To really get street cred as a NIMBY, you have to be stuck in the 60s, the way Pat Dowell accused her 3rd Ward Aldermanic predecessor Dorothy Tillman of being "stuck in the 80s" before walloping her in the 2007 city council elections.
You have to believe, like the greatest Hyde Park NIMBYs, that what happened in the period of Urban Renewal, racial turnover, Civil Rights, and inner city decay formed a template that will forever govern the operation of Chicago politics.
You have to think that the grass-roots organizations that were formed then, over 2 generations ago, if not before (whether the Hyde Park Co-Op, the Harper Court Foundation or The Woodlawn Organization), are still relevant and effective, and that the stories these organizations tell about themselves are accurate interpretations of history.
Most importantly, when you get a chance to build something useful on a vacant lot or empty building, you say "No thanks," and make arguments about why you should be able to control and obstruct the buying and selling of private property.
Dowell makes it very clear what she wants in her letter, sent to U of C President Robert Zimmer, Mayor Daley, and, um, the Hyde Park Herald (August 13, 2008).
She doesn't want the University buying land in her ward.
She says as much, referring to her "expressed reservations about the university purchasing land in the Third Ward at this time."
Dowell claims that the University is being high-handed by not bringing her in on its real estate plans, even though she has made it clear that she doesn't want the University in her neighborhood to begin with.
So why is she surprised she's not in the loop?
Even though NIMBY-ism clearly comes in a variety of colors, it still operates according to the same conservative and self-serving logic, in which paranoid speculations are cooked up on the basis of skewed understandings of changes that happened before a lot of us were born.
The 3rd Ward version of NIMBY-ism -- like one of Dorothy Tillman's hats, it can be taken off a hook and worn by anyone -- comes in a standard package that includes ritual incantations about the "history of the university's relationship with its neighboring communities."

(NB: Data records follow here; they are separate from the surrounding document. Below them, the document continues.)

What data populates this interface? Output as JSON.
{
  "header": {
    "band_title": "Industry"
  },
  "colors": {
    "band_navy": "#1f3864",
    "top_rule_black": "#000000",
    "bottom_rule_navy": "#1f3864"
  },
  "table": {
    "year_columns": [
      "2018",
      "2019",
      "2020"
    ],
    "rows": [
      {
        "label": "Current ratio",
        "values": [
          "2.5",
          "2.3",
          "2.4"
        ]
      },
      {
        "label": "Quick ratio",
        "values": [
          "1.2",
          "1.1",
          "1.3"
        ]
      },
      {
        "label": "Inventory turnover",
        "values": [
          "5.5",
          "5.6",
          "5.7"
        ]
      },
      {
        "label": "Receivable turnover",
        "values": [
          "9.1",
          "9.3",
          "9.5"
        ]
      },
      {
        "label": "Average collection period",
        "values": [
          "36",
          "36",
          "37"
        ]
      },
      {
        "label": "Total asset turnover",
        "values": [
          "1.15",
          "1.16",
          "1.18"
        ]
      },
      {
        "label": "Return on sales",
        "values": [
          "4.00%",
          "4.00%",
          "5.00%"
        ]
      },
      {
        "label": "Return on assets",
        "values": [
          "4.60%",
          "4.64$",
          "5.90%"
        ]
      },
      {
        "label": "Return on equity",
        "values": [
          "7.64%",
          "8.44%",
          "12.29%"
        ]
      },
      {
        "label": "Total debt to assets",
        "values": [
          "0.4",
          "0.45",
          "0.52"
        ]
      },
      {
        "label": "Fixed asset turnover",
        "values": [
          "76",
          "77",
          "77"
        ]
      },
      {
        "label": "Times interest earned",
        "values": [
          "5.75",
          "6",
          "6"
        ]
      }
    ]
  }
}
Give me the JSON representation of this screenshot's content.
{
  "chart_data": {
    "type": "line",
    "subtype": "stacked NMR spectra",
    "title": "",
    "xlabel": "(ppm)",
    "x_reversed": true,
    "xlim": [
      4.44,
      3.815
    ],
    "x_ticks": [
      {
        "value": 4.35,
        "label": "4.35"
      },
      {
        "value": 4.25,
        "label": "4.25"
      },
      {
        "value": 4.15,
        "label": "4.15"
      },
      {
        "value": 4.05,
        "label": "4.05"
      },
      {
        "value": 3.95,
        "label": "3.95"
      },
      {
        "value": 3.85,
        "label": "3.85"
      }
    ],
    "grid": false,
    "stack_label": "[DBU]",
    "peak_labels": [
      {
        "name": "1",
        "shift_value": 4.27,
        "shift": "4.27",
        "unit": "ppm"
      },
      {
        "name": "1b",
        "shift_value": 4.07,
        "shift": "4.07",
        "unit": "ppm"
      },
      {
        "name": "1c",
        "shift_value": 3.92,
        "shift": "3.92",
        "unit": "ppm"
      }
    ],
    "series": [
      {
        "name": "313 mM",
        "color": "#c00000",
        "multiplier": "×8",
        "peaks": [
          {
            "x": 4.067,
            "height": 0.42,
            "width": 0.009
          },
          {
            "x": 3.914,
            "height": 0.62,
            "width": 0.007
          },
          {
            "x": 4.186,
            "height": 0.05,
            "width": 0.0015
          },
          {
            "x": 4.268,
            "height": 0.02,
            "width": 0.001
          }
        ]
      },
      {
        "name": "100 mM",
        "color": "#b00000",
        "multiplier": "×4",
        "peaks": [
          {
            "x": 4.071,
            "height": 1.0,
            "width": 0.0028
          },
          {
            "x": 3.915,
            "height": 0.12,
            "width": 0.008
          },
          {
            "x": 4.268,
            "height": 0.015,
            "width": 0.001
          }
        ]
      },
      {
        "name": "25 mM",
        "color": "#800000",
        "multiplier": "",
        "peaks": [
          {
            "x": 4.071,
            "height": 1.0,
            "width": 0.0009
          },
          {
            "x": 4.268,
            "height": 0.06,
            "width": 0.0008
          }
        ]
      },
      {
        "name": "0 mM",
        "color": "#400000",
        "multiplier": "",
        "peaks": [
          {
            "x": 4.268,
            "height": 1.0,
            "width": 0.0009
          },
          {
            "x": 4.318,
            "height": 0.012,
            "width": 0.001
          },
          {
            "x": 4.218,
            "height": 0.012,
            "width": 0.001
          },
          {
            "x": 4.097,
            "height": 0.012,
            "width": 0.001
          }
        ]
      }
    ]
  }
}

We're all supposed to know what this means, we read about "the history" in the papers, University officials work through their guilt by endlessly admitting that there is a "history", when what this history really boils down to is one incident in Woodlawn that happened 50 years ago in utterly different historical circumstances, and with negative unintended consequences that have left that neighborhood worse off than if it hadn't experienced "the history" in the first place.
The story is this: in the early 1960s, the University of Chicago wanted to use federal urban renewal funds, with the support of municipal condemnations, to bulldoze and redevelop Woodlawn the way it had bulldozed parts of Hyde Park, which would have resulted in the displacement of low-income households the way it already had in Hyde Park.
Local folks mobilized to prevent this. It never happened. Local folks were happy, and then their neighborhood went to hell. Somewhere along the line, at the instigation of The Woodlawn Organization and now-convicted felon and former 20th Ward Alderman Arenda Troutman, they tore down the 63rd Street spur of the El, something increasingly regarded as one of the dumbest decisions in the history of mass transit.
Fast forward half a century: urban-renewed Hyde Park is a diverse community on the upswing, with its fabric more or less intact, anchored by the University of Chicago.
After The Woodlawn Organization achieved its goal of blocking University-led renewal of its eponymous neighborhood, however, it was unable to keep the area from descending into the very death spiral that the University had sought to forestall, losing population, businesses, and tax base over the next 30 years, as middle class blacks followed their white predecessors out the door.
That's a victory? Maybe not, but it provides a useful scapegoat.